- Hillsborough County
- Manatee County
- Pasco County
- Pinellas County
- Sarasota County
Description of original award (Fiscal Year 2021, $799,525)
The Gulfcoast Legal Services (GLS) Human Trafficking Justice Project will serve victims of all types of human trafficking (i.e., sexual exploitation and labor) in the greater Tampa Bay area, which includes Pasco, Pinellas, Hillsborough, Manatee, and Sarasota Counties of the central gulf coast of Florida. Through this project, GLS will provide victims with comprehensive trauma-informed legal services to address the range of issues that arise from the victimization. Legal services may include, but will not be limited to, immigration assistance; family law (including divorce, custody, and child support, etc.); protective orders; employment law (including wage and hour claims); public benefits access; crime victims’ rights enforcement; and other civil legal remedies. The project will also provide integrated supportive services and will deliver trainings for other community organizations, including law enforcement, who work with trafficking victims. GLS is experienced in and committed to delivering services to human trafficking victims from diverse backgrounds. In addition, GLS will work with Directions for Living to provide victims with mental health services.

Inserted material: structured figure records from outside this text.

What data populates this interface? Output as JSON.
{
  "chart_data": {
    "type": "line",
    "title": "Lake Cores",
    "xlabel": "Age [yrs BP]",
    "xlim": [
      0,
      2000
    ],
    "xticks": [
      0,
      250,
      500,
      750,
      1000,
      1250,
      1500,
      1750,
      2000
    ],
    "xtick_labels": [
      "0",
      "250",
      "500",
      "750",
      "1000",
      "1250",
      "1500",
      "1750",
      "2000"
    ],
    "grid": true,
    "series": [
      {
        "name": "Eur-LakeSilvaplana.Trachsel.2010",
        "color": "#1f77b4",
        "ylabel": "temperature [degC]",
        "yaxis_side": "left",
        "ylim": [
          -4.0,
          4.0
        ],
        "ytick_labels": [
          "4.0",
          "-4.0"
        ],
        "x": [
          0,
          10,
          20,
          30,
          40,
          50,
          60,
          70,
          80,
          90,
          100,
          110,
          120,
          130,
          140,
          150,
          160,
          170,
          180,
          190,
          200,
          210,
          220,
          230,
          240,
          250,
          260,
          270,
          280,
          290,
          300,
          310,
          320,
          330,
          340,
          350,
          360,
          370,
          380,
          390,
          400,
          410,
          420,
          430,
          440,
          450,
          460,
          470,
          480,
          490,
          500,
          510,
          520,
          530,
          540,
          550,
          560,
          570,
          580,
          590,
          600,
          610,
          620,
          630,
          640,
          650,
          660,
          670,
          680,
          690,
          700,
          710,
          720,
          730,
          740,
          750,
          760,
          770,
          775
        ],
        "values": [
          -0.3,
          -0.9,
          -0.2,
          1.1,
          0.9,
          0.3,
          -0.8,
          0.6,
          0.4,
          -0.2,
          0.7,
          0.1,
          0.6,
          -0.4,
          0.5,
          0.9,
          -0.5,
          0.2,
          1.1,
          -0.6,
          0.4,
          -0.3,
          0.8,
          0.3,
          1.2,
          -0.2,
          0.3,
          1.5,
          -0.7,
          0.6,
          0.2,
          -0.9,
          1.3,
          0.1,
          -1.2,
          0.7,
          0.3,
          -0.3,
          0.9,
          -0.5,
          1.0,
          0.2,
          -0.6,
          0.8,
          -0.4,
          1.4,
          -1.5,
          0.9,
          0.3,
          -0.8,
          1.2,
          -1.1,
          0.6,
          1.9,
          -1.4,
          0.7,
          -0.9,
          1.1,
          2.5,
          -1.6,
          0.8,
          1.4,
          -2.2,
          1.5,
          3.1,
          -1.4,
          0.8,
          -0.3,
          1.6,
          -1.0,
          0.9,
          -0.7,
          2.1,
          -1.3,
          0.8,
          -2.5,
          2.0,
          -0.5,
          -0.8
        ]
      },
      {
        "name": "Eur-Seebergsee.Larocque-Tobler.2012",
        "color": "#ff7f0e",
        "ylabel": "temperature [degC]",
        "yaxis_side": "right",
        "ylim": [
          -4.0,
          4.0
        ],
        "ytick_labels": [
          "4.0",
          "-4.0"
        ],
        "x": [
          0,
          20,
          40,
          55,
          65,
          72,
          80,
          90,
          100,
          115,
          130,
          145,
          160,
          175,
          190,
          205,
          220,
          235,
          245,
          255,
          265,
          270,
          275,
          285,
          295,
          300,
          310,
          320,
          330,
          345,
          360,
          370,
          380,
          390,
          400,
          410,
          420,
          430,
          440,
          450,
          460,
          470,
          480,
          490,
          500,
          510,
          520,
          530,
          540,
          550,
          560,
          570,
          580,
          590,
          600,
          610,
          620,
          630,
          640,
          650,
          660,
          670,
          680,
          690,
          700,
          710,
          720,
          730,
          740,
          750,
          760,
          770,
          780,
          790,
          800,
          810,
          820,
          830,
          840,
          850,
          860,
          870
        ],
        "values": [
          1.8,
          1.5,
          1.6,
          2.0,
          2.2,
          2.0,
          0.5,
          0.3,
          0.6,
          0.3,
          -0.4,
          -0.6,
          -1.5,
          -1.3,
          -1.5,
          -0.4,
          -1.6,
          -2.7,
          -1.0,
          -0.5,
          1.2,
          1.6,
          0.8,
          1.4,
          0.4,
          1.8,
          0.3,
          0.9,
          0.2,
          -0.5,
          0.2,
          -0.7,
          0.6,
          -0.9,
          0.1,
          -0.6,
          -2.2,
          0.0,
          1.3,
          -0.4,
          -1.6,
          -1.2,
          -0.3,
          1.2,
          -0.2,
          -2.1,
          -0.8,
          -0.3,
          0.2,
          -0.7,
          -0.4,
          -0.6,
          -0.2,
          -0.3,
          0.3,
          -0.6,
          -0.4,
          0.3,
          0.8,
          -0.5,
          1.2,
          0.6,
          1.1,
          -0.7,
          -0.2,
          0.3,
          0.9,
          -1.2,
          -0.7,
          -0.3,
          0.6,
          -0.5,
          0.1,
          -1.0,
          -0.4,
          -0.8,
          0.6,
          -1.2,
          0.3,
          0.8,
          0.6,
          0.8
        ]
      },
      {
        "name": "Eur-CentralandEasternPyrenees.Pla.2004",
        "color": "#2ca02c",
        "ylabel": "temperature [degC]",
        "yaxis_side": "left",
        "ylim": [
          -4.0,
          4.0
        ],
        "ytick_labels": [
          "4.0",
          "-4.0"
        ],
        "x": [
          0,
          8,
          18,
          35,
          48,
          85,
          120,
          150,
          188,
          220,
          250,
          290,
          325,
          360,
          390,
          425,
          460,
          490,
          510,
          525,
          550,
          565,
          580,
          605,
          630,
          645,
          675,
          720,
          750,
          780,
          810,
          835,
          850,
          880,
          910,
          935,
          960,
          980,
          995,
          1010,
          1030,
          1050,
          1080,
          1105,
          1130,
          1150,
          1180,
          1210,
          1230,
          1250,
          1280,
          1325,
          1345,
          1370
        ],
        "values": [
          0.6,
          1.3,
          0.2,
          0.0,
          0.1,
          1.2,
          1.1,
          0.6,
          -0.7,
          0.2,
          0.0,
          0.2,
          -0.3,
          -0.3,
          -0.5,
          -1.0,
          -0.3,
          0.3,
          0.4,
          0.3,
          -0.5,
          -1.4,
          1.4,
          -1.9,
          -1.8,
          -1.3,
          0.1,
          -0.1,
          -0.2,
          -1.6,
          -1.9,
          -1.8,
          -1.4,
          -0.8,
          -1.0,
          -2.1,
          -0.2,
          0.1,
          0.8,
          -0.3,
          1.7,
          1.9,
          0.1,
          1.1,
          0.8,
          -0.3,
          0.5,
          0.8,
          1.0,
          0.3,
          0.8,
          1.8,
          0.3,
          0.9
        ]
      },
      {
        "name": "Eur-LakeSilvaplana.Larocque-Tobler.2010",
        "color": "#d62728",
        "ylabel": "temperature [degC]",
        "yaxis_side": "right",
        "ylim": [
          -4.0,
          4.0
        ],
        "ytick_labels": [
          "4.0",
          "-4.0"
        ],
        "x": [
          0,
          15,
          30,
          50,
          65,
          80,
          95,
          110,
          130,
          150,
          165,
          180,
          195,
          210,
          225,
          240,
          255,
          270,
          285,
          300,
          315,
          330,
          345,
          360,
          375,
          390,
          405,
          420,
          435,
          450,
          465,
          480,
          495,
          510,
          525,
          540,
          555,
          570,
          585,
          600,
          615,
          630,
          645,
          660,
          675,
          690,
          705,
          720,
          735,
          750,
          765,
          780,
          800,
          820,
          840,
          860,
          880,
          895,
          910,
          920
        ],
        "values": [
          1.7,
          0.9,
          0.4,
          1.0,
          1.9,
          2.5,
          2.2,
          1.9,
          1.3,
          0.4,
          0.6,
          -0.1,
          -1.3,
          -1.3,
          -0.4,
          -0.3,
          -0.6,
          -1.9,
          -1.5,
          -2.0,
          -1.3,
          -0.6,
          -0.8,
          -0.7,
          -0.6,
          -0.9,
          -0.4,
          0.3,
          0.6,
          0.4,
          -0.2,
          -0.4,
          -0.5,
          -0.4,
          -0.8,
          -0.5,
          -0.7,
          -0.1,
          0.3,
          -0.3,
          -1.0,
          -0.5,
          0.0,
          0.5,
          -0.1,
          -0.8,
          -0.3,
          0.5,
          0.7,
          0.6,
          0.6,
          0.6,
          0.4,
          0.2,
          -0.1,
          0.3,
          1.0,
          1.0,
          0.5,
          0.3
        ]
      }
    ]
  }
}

The program's overarching goal is to increase the quality and quantity of the specialized services (legal assistance and mental health services) to assist victims of all forms of human trafficking. The program's objectives and key deliverables are to: 1) Provide legal services and referrals for additional case management to meet the individualized needs of at least 100 victims of human trafficking; 2) Provide specialized mental health services through a new partnership with Directions for Living for up to 30 survivors to support long-term healing from physical, social, and emotional impacts of trauma for clients; 3) Foster community partnerships among community partners (e.g., service providers, criminal justice professionals, members of the judiciary, community and faith-based organizations) to ensure trafficking victims are properly identified and referred for appropriate services; 4) Develop, with input from survivors, and deliver at least 12 (four per year) education and outreach presentations to local communities, service providers, medical providers, legal professionals, and law enforcement agencies regarding legal issues facing victims of human trafficking and to support collaborative trauma-informed processes; and 5) Conduct a program evaluation to ensure the project meets its stated goal and objectives and OJP's performance measure data reporting requirements and to generate internal improvements to the project.